Son aylarda konut fiyatlarının artış eğilimi nominal olarak sürse de, yüksek enflasyon nedeniyle reel değerlerde düşüş yaşanıyor. Bu durum, özellikle dar ve orta gelirli kesimin konuta erişimini zorlaştırıyor. Uzmanlar, reel düşüşün devam etmesini piyasanın normalleşme süreci olarak değerlendiriyor. Kredi faizlerinin yüksek seyretmesi ve yatırım amaçlı konut alımlarının yavaşlaması da fiyatlardaki denge arayışını destekliyor.

Üç Büyük Şehirde Farklı Seyir

Eylül ayında üç büyük şehirde konut fiyat artışları birbirinden farklı oranlarda gerçekleşti. İstanbul’da yüzde 1,5, Ankara’da yüzde 2,3, İzmir’de ise yüzde 2,9 oranında artış kaydedildi. Yıllık bazda ise İstanbul’da konut fiyatları yüzde 30,7, Ankara’da yüzde 41,1, İzmir’de ise yüzde 34,4 oranında yükseldi. Böylece, Ankara konut fiyatlarındaki artışta diğer büyükşehirleri geride bıraktı.

Reel Düşüş Serisi 20 Aya Ulaştı

Enflasyonun yüksek seyretmesi, nominal fiyat artışlarını reel bazda gölgede bırakmaya devam ediyor. KFE’nin son 20 aydır reel olarak düşmesi, konut sektöründe fiyat düzeltmesinin sürdüğünü gösteriyor. Ekonomistler, bu tabloyu konut piyasasında “soğuma” olarak yorumluyor. Özellikle krediye erişimin sınırlı olması, talebin büyük ölçüde nakit alımlara yönelmesine yol açıyor.

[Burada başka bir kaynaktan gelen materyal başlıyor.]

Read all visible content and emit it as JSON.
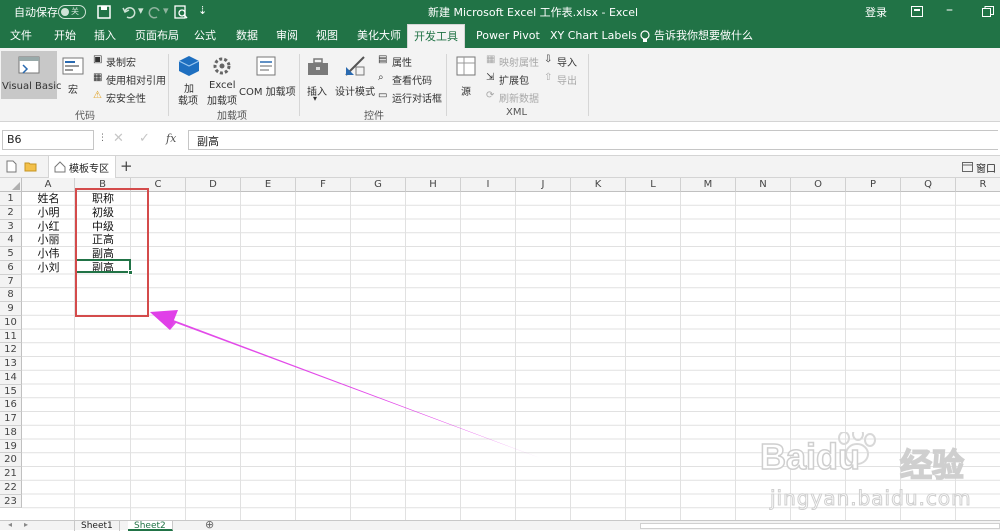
{
  "titlebar": {
    "autosave_label": "自动保存",
    "autosave_state": "关",
    "title": "新建 Microsoft Excel 工作表.xlsx  -  Excel",
    "login": "登录"
  },
  "menu": {
    "tabs": [
      "文件",
      "开始",
      "插入",
      "页面布局",
      "公式",
      "数据",
      "审阅",
      "视图",
      "美化大师",
      "开发工具",
      "Power Pivot",
      "XY Chart Labels"
    ],
    "active": "开发工具",
    "tell_me": "告诉我你想要做什么"
  },
  "ribbon": {
    "code": {
      "group_label": "代码",
      "visual_basic": "Visual Basic",
      "macros": "宏",
      "record_macro": "录制宏",
      "relative_ref": "使用相对引用",
      "macro_security": "宏安全性"
    },
    "addins": {
      "group_label": "加载项",
      "addins": "加\n载项",
      "excel_addins_1": "Excel",
      "excel_addins_2": "加载项",
      "com_addins": "COM 加载项"
    },
    "controls": {
      "group_label": "控件",
      "insert": "插入",
      "design_mode": "设计模式",
      "properties": "属性",
      "view_code": "查看代码",
      "run_dialog": "运行对话框"
    },
    "xml": {
      "group_label": "XML",
      "source": "源",
      "map_properties": "映射属性",
      "expansion_packs": "扩展包",
      "refresh_data": "刷新数据",
      "import": "导入",
      "export": "导出"
    }
  },
  "formula_bar": {
    "name_box": "B6",
    "fx": "fx",
    "value": "副高"
  },
  "tabstrip": {
    "template_zone": "模板专区",
    "window": "窗口"
  },
  "sheet": {
    "columns": [
      "A",
      "B",
      "C",
      "D",
      "E",
      "F",
      "G",
      "H",
      "I",
      "J",
      "K",
      "L",
      "M",
      "N",
      "O",
      "P",
      "Q",
      "R"
    ],
    "rows": [
      "1",
      "2",
      "3",
      "4",
      "5",
      "6",
      "7",
      "8",
      "9",
      "10",
      "11",
      "12",
      "13",
      "14",
      "15",
      "16",
      "17",
      "18",
      "19",
      "20",
      "21",
      "22",
      "23"
    ],
    "cells": [
      [
        "姓名",
        "职称"
      ],
      [
        "小明",
        "初级"
      ],
      [
        "小红",
        "中级"
      ],
      [
        "小丽",
        "正高"
      ],
      [
        "小伟",
        "副高"
      ],
      [
        "小刘",
        "副高"
      ]
    ],
    "selected_cell": "B6"
  },
  "sheets": [
    "Sheet1",
    "Sheet2"
  ],
  "active_sheet": "Sheet2",
  "watermark": {
    "brand": "Baidu",
    "brand_cn": "经验",
    "url": "jingyan.baidu.com"
  },
  "colors": {
    "excel_green": "#217346",
    "annotation_red": "#d44b4b",
    "arrow_magenta": "#e040e8"
  }
}
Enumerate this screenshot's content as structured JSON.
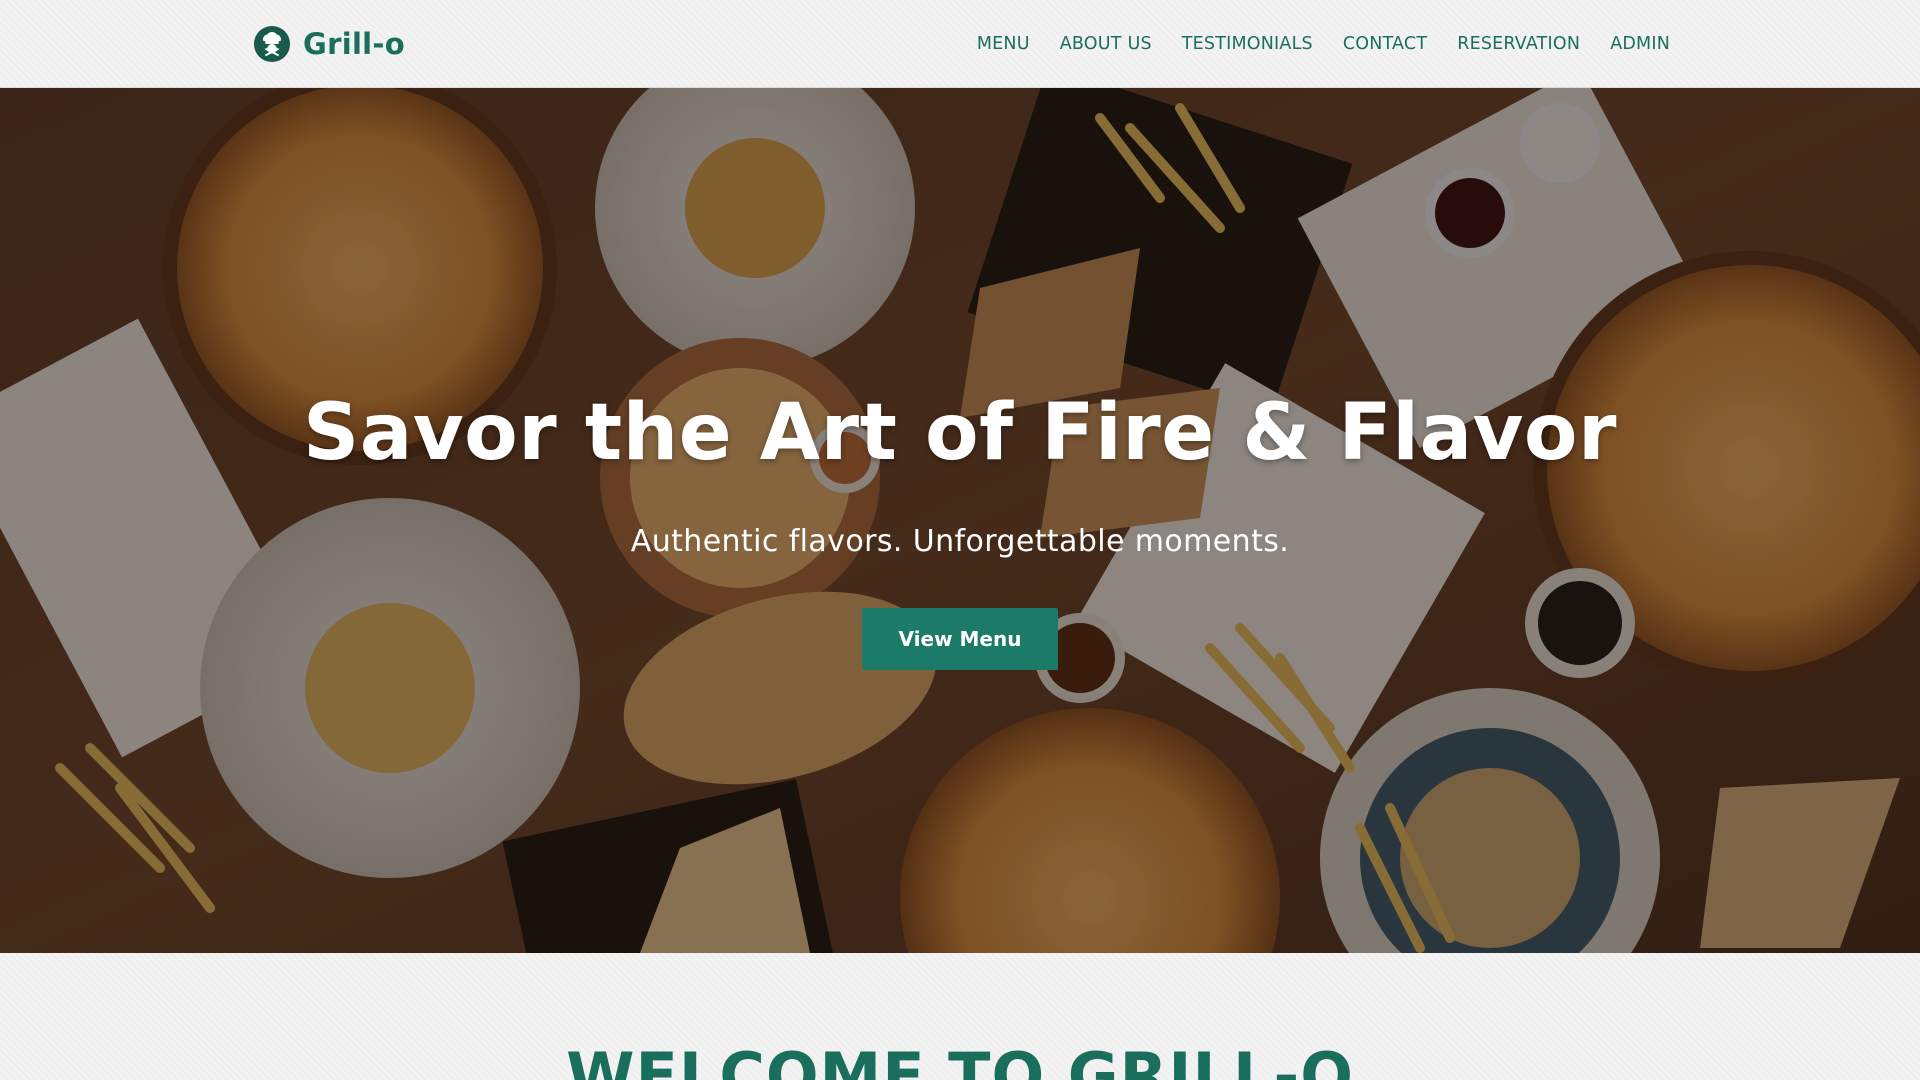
{
  "brand": {
    "name": "Grill-o",
    "logo_icon": "chef-icon"
  },
  "nav": {
    "items": [
      {
        "label": "MENU"
      },
      {
        "label": "ABOUT US"
      },
      {
        "label": "TESTIMONIALS"
      },
      {
        "label": "CONTACT"
      },
      {
        "label": "RESERVATION"
      },
      {
        "label": "ADMIN"
      }
    ]
  },
  "hero": {
    "title": "Savor the Art of Fire & Flavor",
    "subtitle": "Authentic flavors. Unforgettable moments.",
    "button_label": "View Menu",
    "background": "food-table-photo"
  },
  "welcome": {
    "title": "WELCOME TO GRILL-O"
  },
  "colors": {
    "accent": "#1b7a68",
    "brand_text": "#1a6e5c",
    "header_bg": "#f3f3f3",
    "hero_text": "#ffffff"
  }
}
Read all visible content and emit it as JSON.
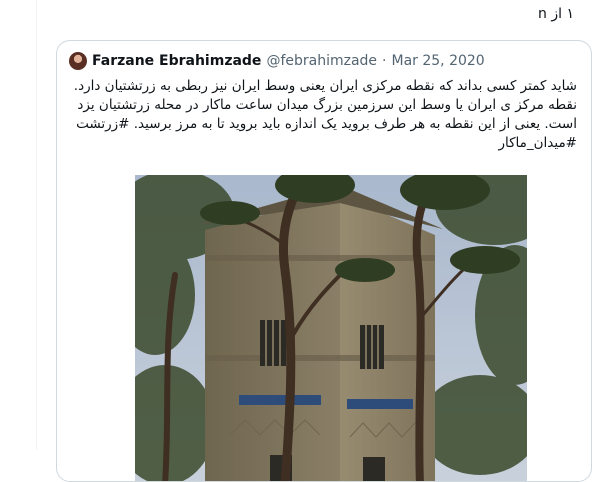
{
  "thread": {
    "counter": "۱ از n"
  },
  "quoted_tweet": {
    "author_name": "Farzane Ebrahimzade",
    "handle": "@febrahimzade",
    "separator": "·",
    "date": "Mar 25, 2020",
    "text": "شاید کمتر کسی بداند که نقطه مرکزی ایران یعنی وسط ایران نیز ربطی به زرتشتیان دارد.  نقطه مرکز ی ایران  یا وسط این سرزمین بزرگ میدان ساعت ماکار در محله زرتشتیان یزد است. یعنی از این نقطه به هر طرف بروید یک اندازه باید بروید تا به مرز برسید. #زرتشت #میدان_ماکار",
    "media": {
      "description_icon": "photo-image"
    }
  },
  "colors": {
    "border": "#cfd9de",
    "secondary_text": "#536471",
    "sky": "#b6c3d6",
    "tower": "#8a7d63"
  }
}
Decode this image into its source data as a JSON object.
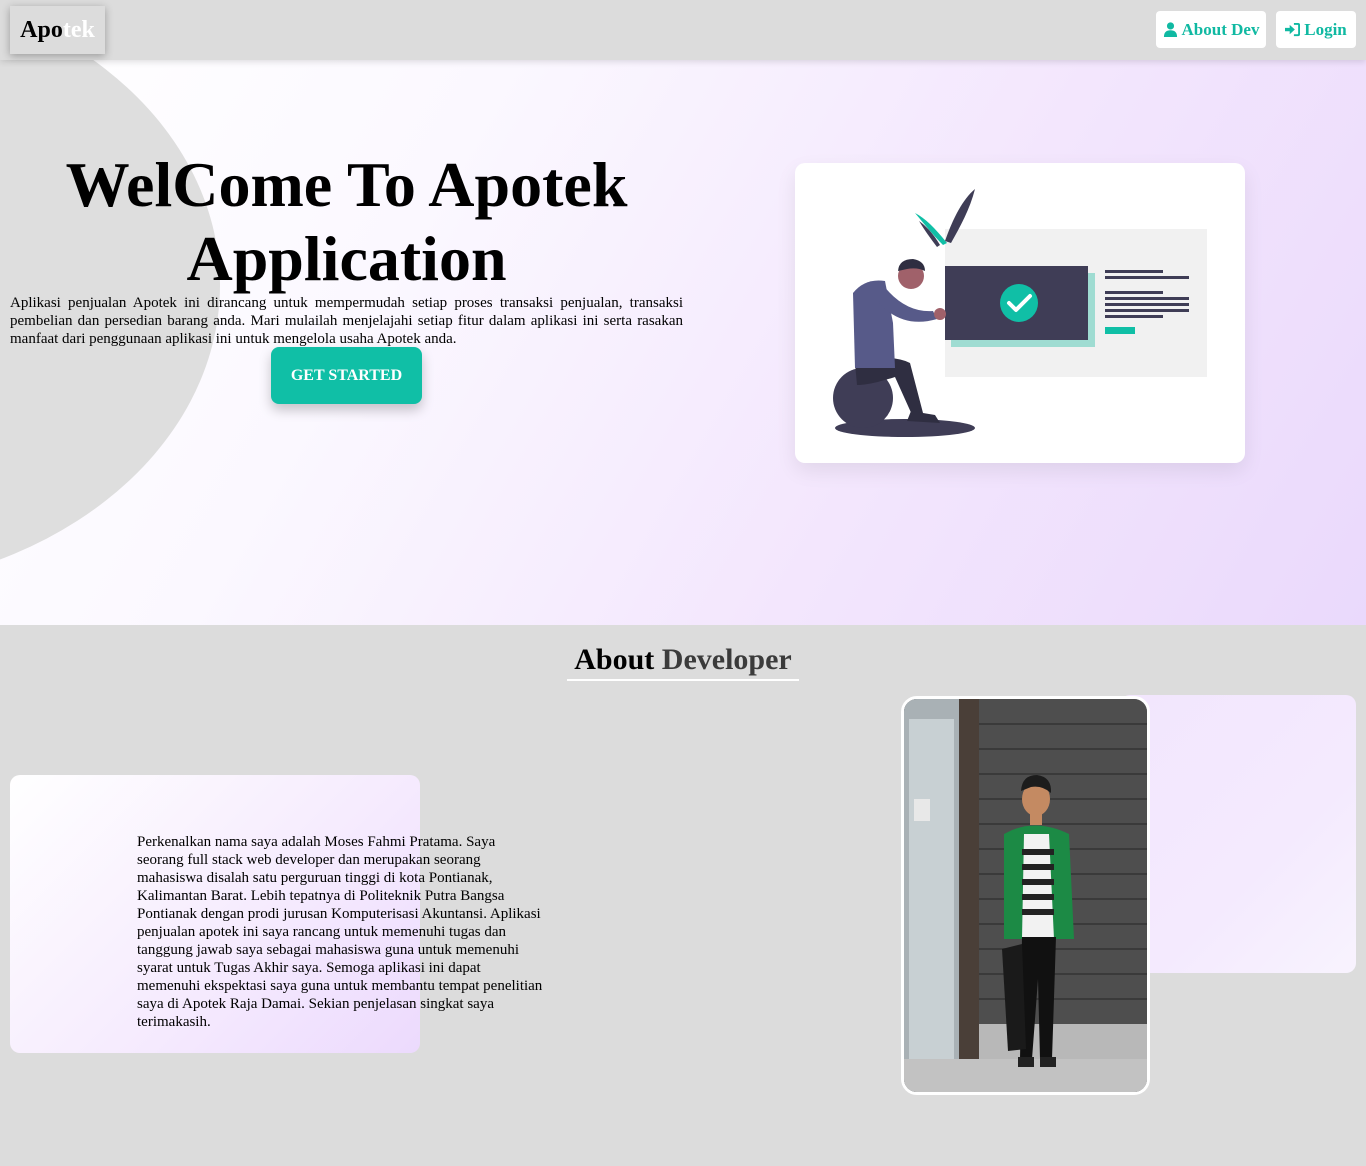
{
  "navbar": {
    "brand_part1": "Apo",
    "brand_part2": "tek",
    "about_dev_label": "About Dev",
    "login_label": "Login",
    "about_icon": "user-icon",
    "login_icon": "sign-in-icon"
  },
  "hero": {
    "title": "WelCome To Apotek Application",
    "description": "Aplikasi penjualan Apotek ini dirancang untuk mempermudah setiap proses transaksi penjualan, transaksi pembelian dan persedian barang anda. Mari mulailah menjelajahi setiap fitur dalam aplikasi ini serta rasakan manfaat dari penggunaan aplikasi ini untuk mengelola usaha Apotek anda.",
    "cta_label": "GET STARTED",
    "illustration": "person-with-approved-document-illustration"
  },
  "about": {
    "heading_part1": "About",
    "heading_part2": "Developer",
    "text": "Perkenalkan nama saya adalah Moses Fahmi Pratama. Saya seorang full stack web developer dan merupakan seorang mahasiswa disalah satu perguruan tinggi di kota Pontianak, Kalimantan Barat. Lebih tepatnya di Politeknik Putra Bangsa Pontianak dengan prodi jurusan Komputerisasi Akuntansi. Aplikasi penjualan apotek ini saya rancang untuk memenuhi tugas dan tanggung jawab saya sebagai mahasiswa guna untuk memenuhi syarat untuk Tugas Akhir saya. Semoga aplikasi ini dapat memenuhi ekspektasi saya guna untuk membantu tempat penelitian saya di Apotek Raja Damai. Sekian penjelasan singkat saya terimakasih.",
    "photo": "developer-photo"
  },
  "colors": {
    "accent": "#10bfa6",
    "navbar_bg": "#dcdcdc",
    "page_bg": "#dcdcdc",
    "hero_gradient_end": "#ead9fc"
  }
}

Uzmanlardan “Dengeleme” Yorumu

Gayrimenkul uzmanlarına göre, konut fiyat endeksindeki bu yavaşlama piyasanın sağlıklı bir dengeye doğru ilerlediğini gösteriyor. Önümüzdeki aylarda enflasyondaki gerilemeye paralel olarak reel düşüşün yavaşlaması bekleniyor. Ancak kredi faizlerinde kalıcı bir düşüş yaşanmadığı sürece, konut talebinin sınırlı kalmaya devam edeceği öngörülüyor.